Ain’t no thing but a chicken wing, she reassured herself.
She’d seen an allegedly phobic woman on Oprah say this, again and again like a magical spell of protection while someone had steadily placed a boa constrictor around the woman’s sweaty neck. Alex had watched intently and the woman hadn’t even blinked. The not blinking thing wasn’t as impressive as having a snake near her windpipe though, in fairness.
Alex watched the sparkles on the water. ‘Ain’t no thing but a chicken wing,’ she said aloud. It felt strange. Liberating. She’d read that in the Climb your fear-ladder article too. Face your fears and assertively tell them, ‘No! I will not be a slave to you any more!’
She locked eyes on the riverbank. ‘No’, she said in a small voice, ‘I will not—’
This was ridiculous. She was losing her mind. Alex let out a little laugh. Then she cleared her t
hroat and tried it again. All this clean air was flushing something out of her, it felt kinda good. And weird. ‘Ain’t no thing but a chicken wing!’ she called, louder this time. The wall of evergreens called back with a small echo. There were only squirrels and, rumour had it, a headless ghost she might disturb back here. Sod it, call it coffee jitters but she was going to go for it. She’d see a car coming a mile off before anyone would hear.

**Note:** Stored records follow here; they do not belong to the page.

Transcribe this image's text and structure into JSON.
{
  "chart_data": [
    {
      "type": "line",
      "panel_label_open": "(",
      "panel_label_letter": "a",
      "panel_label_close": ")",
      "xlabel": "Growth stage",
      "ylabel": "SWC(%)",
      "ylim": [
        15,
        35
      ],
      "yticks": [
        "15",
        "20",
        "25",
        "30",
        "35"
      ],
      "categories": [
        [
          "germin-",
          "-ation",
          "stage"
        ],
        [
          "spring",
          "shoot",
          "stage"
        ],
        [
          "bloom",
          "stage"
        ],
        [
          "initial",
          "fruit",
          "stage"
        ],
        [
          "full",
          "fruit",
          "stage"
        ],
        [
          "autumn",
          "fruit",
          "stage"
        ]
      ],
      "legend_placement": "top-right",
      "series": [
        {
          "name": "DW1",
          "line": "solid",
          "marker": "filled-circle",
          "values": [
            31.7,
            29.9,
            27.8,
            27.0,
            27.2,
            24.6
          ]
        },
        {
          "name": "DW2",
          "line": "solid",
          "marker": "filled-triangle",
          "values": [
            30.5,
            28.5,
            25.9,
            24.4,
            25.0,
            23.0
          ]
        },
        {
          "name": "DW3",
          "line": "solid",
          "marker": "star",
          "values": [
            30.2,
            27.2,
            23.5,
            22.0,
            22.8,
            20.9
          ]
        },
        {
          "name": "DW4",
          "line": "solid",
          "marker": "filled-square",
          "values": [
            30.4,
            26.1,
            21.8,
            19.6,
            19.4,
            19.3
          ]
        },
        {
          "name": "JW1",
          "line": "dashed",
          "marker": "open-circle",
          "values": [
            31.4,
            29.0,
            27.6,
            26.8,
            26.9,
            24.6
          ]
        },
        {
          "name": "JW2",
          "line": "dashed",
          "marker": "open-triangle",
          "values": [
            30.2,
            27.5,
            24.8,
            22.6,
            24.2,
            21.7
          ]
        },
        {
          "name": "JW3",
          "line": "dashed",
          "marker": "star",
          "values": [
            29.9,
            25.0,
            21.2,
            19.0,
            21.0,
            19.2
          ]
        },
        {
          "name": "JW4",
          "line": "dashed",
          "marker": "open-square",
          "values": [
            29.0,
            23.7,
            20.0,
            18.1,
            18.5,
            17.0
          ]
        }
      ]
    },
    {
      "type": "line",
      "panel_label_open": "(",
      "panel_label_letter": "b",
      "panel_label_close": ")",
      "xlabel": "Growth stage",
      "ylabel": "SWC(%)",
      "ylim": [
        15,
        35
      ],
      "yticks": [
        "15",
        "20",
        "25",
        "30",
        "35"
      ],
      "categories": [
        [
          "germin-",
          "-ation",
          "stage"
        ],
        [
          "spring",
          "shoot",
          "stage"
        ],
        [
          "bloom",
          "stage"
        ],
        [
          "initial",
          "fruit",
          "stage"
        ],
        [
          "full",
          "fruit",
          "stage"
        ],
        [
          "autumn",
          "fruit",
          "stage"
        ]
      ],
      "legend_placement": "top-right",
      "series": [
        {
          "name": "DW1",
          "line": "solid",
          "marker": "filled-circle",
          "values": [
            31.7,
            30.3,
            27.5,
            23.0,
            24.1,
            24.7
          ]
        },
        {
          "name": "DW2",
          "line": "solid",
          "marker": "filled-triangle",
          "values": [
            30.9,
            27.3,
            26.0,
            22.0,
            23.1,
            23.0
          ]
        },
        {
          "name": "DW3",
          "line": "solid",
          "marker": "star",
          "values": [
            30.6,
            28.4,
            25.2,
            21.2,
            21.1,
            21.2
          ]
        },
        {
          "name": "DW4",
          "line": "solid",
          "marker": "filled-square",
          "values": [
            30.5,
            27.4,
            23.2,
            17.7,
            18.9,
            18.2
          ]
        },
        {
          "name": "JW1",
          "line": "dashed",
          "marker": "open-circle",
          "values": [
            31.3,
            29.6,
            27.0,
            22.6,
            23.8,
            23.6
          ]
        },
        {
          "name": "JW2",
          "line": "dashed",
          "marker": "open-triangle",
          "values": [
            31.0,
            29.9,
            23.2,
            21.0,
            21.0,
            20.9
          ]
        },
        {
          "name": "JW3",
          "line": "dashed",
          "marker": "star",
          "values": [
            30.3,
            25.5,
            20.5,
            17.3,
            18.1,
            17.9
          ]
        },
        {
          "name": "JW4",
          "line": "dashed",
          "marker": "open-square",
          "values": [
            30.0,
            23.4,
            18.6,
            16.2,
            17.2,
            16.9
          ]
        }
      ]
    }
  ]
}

She took another lungful. ‘AIN’T NO THING BUT A CHICKEN WING ON A STRING—’
‘From … Burger King?’
Alex snapped her head round to her right side. Her heart hurt, like it had a stitch. It might actually have just stopped.
The mud was the first thing. New toffee-coloured mud spattered across his jaw. She glanced up and down, scanning him for possibility.
Oh God. Oh my God.
Another pain in Alex’s chest. She felt the beating in there fire up again on all cylinders. This was why kids pedalled stories of headless ghosts in the forest, the mulchy floor spongy enough that any person with a half-decent pair of trainers and a degree of athletic grace (that was Alex out then) could suddenly, soundlessly appear from the woods and scare the crap out of you.
Finn looked stunned too.
Alex didn’t know where to look. The mud was a running theme. His trainers were caked in the stuff, so were the calf muscles glistening with tiny beads of sweat. He hadn’t been a runner in his youth. He hadn’t been so defined, either. She tried to take him all in. His chest was heaving beneath his t-shirt, fervently but steady, like a racehorse. A thin white wire trailed down from the headphones either side of his face giving the rise of his chest a glancing blow on its descent to one of the pockets of his jogging bottoms. Joggers cut off at the knees. He wasn’t just a runner now, he was a hardcore runner.